Write and explain the rules for determining significant figures with examples.

(N/A) The rules for determining significant figures are as follows:
$(1)$ $(a)$ All non-zero digits are significant. For example,in $584$,there are $3$ significant figures.
$(b)$ All zeros between two non-zero digits are significant,regardless of the decimal point position. In $120007 \ cm$,the digits $1, 2, 0, 0, 0, 7$ are all significant,totaling $6$ significant figures.
$(c)$ Trailing zeros in a number without a decimal point are not significant. For example,in $12300 \ m$,the number of significant figures is $3$.

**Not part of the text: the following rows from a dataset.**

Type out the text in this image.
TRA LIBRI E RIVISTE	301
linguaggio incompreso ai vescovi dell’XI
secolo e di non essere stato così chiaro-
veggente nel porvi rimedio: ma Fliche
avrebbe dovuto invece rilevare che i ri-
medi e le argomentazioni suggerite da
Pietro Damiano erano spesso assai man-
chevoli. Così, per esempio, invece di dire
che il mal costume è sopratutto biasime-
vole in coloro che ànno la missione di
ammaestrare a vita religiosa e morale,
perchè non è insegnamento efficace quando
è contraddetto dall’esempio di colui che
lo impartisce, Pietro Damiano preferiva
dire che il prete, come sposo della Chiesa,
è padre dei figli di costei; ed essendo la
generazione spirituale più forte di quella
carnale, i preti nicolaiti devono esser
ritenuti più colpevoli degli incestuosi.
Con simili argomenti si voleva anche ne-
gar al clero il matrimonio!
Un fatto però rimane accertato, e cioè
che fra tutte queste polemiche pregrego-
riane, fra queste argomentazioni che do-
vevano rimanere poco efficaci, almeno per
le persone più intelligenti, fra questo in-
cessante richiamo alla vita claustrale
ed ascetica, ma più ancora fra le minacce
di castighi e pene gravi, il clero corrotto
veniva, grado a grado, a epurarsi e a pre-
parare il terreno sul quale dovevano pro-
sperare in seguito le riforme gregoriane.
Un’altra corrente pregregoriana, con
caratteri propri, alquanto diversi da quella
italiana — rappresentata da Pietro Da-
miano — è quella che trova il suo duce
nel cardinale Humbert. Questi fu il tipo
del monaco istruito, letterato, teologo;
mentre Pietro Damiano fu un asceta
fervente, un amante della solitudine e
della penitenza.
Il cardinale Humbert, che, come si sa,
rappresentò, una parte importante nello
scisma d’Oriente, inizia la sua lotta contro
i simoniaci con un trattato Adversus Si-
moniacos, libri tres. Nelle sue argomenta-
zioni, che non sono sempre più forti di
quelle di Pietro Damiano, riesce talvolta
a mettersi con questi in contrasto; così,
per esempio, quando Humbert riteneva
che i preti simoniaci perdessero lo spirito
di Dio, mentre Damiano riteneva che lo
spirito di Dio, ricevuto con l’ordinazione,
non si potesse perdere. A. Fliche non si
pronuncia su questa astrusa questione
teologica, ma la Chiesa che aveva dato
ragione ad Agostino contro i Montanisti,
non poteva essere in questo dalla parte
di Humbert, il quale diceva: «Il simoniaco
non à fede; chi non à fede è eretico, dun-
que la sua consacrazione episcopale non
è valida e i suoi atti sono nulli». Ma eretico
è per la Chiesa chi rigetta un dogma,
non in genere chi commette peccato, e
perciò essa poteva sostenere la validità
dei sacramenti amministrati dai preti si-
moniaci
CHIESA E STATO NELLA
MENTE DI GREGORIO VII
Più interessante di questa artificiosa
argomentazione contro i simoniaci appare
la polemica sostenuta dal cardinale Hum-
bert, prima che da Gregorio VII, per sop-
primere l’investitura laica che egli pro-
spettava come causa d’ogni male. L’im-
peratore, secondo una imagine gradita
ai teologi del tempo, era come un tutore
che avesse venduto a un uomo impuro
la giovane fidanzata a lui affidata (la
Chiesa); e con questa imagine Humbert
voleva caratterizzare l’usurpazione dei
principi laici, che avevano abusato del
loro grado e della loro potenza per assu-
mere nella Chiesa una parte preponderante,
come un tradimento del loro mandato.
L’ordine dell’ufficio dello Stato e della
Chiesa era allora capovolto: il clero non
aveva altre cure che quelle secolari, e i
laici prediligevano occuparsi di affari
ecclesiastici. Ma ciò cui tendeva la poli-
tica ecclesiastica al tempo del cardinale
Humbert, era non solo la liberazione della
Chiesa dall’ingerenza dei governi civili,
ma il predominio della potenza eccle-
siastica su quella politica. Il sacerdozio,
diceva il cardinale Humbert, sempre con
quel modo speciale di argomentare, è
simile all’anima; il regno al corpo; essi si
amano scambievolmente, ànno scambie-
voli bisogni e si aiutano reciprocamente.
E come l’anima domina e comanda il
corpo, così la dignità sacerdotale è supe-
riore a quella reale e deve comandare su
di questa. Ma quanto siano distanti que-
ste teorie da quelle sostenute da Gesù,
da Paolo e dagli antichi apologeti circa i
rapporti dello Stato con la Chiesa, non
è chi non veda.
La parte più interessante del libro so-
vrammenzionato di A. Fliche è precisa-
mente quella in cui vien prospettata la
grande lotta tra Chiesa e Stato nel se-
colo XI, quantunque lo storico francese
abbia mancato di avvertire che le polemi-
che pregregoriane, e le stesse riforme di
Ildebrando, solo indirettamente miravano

$(d)$ For numbers less than $1$,zeros to the right of the decimal point but to the left of the first non-zero digit are not significant. In $0.002308$,the leading zeros are not significant.

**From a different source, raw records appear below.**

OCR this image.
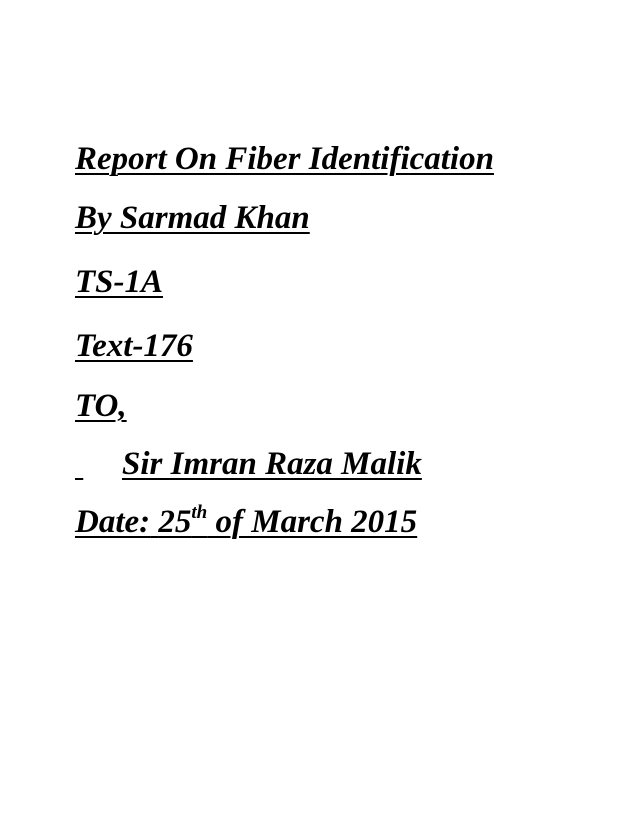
Report On Fiber Identification

By Sarmad Khan

TS-1A

Text-176

TO,

Sir Imran Raza Malik

Date: 25th of March 2015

$(e)$ In a number with a decimal point,trailing zeros are significant. For example,in $3.500 \ cm$,there are $4$ significant figures. In $0.06990$,the leading zeros are not significant,but the trailing zero is significant,resulting in $4$ significant figures $(6, 9, 9, 0)$.
$(2)$ When measurements are represented with trailing zeros,it indicates higher precision; thus,they are significant. For example,$4.700 \ m = 470.0 \ cm = 4700 \ mm$ all have $4$ significant figures.

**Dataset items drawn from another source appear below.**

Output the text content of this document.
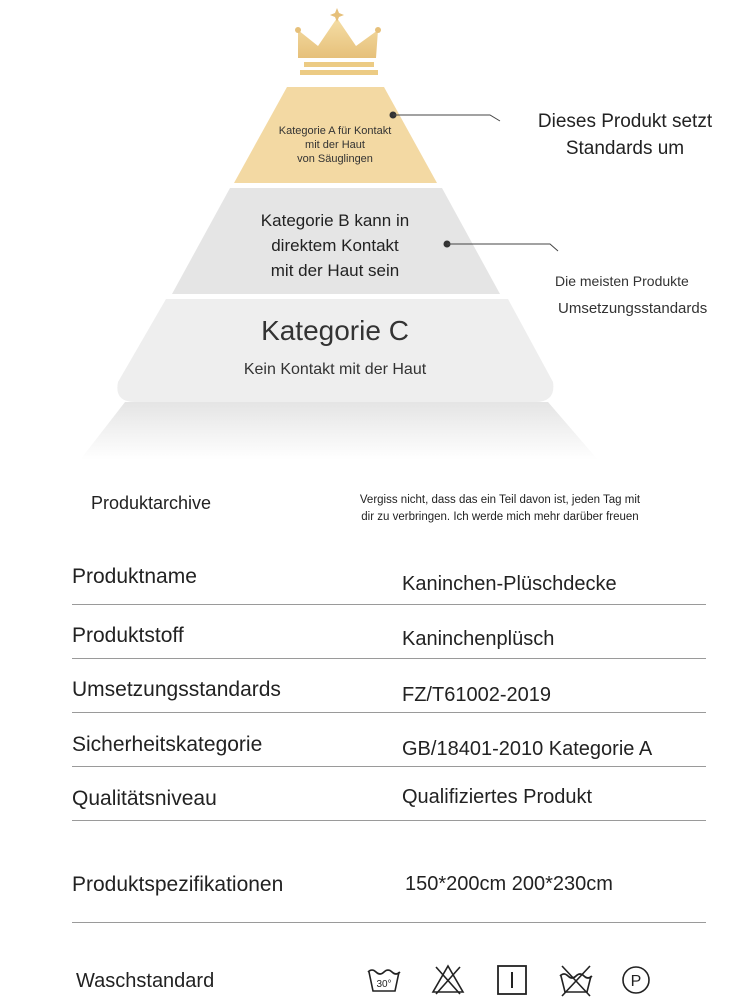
Kategorie A für Kontakt
mit der Haut
von Säuglingen
Kategorie B kann in
direktem Kontakt
mit der Haut sein
Kategorie C
Kein Kontakt mit der Haut
Dieses Produkt setzt
Standards um
Die meisten Produkte
Umsetzungsstandards
Produktarchive	Vergiss nicht, dass das ein Teil davon ist, jeden Tag mit
dir zu verbringen. Ich werde mich mehr darüber freuen
Produktname	Kaninchen-Plüschdecke
Produktstoff	Kaninchenplüsch
Umsetzungsstandards	FZ/T61002-2019
Sicherheitskategorie	GB/18401-2010 Kategorie A
Qualitätsniveau	Qualifiziertes Produkt
Produktspezifikationen	150*200cm 200*230cm
Waschstandard	30°	P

$(3)$ Scientific notation $(a \times 10^b)$ is the best way to remove ambiguity. Here,$a$ is a number between $1$ and $10$,and $b$ is an integer. For example,$246.35 \ kg$ is written as $2.4635 \times 10^2$.
$(4)$ The zero placed to the left of the decimal point in numbers like $0.5$ is not significant.
$(5)$ Exact numbers (like constants in formulas such as $S = 2\pi r$) have an infinite number of significant figures.